Zu dieser Problematik hat der BFH seine Rechtsprechung mit Urteil vom 11.7.2017 (IX R 36/15, HFR 2017, 1032) entscheidend geändert. Er hat (unter Formulierung eines Bestandsschutzes für „Altfälle“) entschieden, dass mit der Aufhebung des Eigenkapitalersatzrechts durch das MoMiG (Gesetz zur Modernisierung des GmbH-Rechts und zur Bekämpfung von Missbräuchen vom 23.10.2008, BGBl. I 2008, 2026) die gesetzliche Grundlage für die bisherige Rechtsprechung zur Berücksichtigung von Aufwendungen des Gesellschafters aus eigenkapitalersetzenden Finanzierungshilfen als nachträgliche Anschaffungskosten im Rahmen des § 17 EStG entfallen ist. Danach führen z.B. Aufwendungen des Gesellschafters aus seiner Inanspruchnahme als Bürge für Verbindlichkeiten der Gesellschaft nicht mehr zu nachträglichen Anschaffungskosten auf seine Beteiligung.
Die bisherigen Grundsätze zur Berücksichtigung von nachträglichen Anschaffungskosten aus eigenkapitalersetzenden Finanzierungshilfen können künftig nur noch dann angewandt werden, wenn der Gesellschafter eine eigenkapitalersetzende Finanzierungshilfe bis zum Tag der Veröffentlichung dieses Urteils vom 11.7.2017 (d.h. bis zum 27.9.2017) geleistet hat oder wenn eine Finanzierungshilfe des Gesellschafters bis zu diesem Tag eigenkapitalersetzend geworden ist.

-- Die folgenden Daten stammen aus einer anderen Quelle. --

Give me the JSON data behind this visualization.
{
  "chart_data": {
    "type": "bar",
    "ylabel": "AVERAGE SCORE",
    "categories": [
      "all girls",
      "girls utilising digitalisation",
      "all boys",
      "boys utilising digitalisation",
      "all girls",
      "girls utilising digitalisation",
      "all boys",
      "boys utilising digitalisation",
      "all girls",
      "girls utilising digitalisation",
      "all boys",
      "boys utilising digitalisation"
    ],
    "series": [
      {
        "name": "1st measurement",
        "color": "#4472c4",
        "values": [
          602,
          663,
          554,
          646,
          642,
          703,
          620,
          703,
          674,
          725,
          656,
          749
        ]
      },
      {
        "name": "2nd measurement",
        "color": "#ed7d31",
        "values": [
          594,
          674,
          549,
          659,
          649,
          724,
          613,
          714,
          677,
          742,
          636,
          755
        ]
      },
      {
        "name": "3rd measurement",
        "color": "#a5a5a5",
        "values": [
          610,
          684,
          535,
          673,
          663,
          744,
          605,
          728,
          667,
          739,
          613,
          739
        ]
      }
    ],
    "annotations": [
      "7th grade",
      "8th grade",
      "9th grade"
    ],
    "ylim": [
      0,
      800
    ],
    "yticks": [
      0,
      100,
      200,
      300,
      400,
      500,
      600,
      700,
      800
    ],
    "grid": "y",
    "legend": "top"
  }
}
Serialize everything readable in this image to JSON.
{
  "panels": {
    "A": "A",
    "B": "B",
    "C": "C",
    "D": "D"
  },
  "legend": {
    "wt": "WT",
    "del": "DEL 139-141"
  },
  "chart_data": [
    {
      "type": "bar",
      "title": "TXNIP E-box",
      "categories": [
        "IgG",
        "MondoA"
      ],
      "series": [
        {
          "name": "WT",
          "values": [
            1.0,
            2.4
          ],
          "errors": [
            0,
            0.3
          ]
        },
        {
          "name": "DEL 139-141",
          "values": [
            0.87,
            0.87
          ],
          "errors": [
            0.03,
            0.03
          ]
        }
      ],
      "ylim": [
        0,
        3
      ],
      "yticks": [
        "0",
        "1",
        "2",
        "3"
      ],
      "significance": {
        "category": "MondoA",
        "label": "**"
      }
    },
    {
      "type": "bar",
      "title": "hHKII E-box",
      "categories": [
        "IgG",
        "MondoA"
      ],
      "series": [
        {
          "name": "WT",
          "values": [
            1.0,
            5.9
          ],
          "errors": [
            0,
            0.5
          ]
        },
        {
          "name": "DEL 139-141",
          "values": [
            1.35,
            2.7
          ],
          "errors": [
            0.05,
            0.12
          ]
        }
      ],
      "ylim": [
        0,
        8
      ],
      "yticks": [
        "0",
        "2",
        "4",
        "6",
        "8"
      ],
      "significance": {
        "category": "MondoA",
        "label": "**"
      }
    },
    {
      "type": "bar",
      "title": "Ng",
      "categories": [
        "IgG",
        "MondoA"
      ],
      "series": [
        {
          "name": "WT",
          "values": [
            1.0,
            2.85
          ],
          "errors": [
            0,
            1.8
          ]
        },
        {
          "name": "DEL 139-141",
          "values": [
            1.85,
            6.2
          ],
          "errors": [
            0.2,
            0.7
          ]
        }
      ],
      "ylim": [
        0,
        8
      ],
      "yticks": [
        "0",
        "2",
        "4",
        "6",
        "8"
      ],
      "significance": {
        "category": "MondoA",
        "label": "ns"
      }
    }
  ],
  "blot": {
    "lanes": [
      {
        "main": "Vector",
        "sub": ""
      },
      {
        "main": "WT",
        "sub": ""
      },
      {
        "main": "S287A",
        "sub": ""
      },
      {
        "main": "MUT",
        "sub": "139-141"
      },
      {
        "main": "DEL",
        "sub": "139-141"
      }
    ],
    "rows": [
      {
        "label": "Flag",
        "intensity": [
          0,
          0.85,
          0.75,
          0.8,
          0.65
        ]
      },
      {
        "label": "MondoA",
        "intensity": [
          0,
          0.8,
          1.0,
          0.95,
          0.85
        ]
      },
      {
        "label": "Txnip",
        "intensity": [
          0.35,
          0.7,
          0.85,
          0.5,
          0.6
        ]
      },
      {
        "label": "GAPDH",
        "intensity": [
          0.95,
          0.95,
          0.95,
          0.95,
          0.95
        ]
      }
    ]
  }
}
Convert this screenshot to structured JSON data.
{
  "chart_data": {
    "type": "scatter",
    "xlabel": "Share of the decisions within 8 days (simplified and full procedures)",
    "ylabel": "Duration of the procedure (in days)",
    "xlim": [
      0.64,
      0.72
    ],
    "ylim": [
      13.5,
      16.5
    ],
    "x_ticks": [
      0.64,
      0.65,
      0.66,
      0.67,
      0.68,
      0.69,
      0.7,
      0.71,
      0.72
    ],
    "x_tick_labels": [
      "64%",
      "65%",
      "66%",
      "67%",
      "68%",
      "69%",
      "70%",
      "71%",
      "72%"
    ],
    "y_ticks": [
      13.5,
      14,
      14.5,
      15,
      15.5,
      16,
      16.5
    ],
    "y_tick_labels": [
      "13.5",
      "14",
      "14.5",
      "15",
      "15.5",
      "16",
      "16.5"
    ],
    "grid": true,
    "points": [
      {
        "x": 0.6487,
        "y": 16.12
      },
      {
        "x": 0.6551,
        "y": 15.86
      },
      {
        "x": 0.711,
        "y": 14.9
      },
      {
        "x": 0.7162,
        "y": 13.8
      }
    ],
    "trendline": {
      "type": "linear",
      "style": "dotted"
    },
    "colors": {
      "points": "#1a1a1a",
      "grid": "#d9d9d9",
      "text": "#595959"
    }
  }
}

Vor diesem Hintergrund ist nun der BFH-Beschluss vom 11.10.2017 (Aktenzeichen IX R 5/15, GmbHR 2018, 44) zu sehen, mit dem das BMF aufgefordert wurde, dem Verfahren beizutreten, um zu der Frage Stellung zu nehmen, ob – unter Geltung des bisherigen Eigenkapitalersatzrechts – Zuzahlungen, die der Gesellschafter in das Eigenkapital leistet und die bei der Kapitalgesellschaft als Kapitalrücklage auszuweisen sind (§ 272 Abs. 2 Nr. 4 HGB), bei diesem in jedem Fall und zu jedem denkbaren Zeitpunkt zu (nachträglichen) Anschaffungskosten i.S.d. § 255 Abs. 1 Satz 1 und 2 HGB führen und mithin im Rahmen der Gewinnermittlung nach § 17 Abs. 2 Satz 1 EStG zu berücksichtigen sind und ob solche Zuzahlungen einen Missbrauch von Gestaltungsmöglichkeiten des Rechts darstellen könnten.


Hinweis:
Die weitere Rechtsentwicklung ist sorgfältig zu beobachten, da der BFH dieses Verfahren zum Anlass nimmt, sich grundlegend mit der Rechtsfrage zu befassen, ob Zuzahlungen des Gesellschafters („in die Kapitalrücklage“) bei diesem in jedem Fall und zu jedem denkbaren Zeitpunkt zu nachträglichen Anschaffungskosten führen – also ggf. steuermindernd zu berücksichtigen sein – können. Auch insoweit könnte die steuerliche Geltendmachung von solchen Zuzahlungen des Gesellschafters eingeschränkt werden.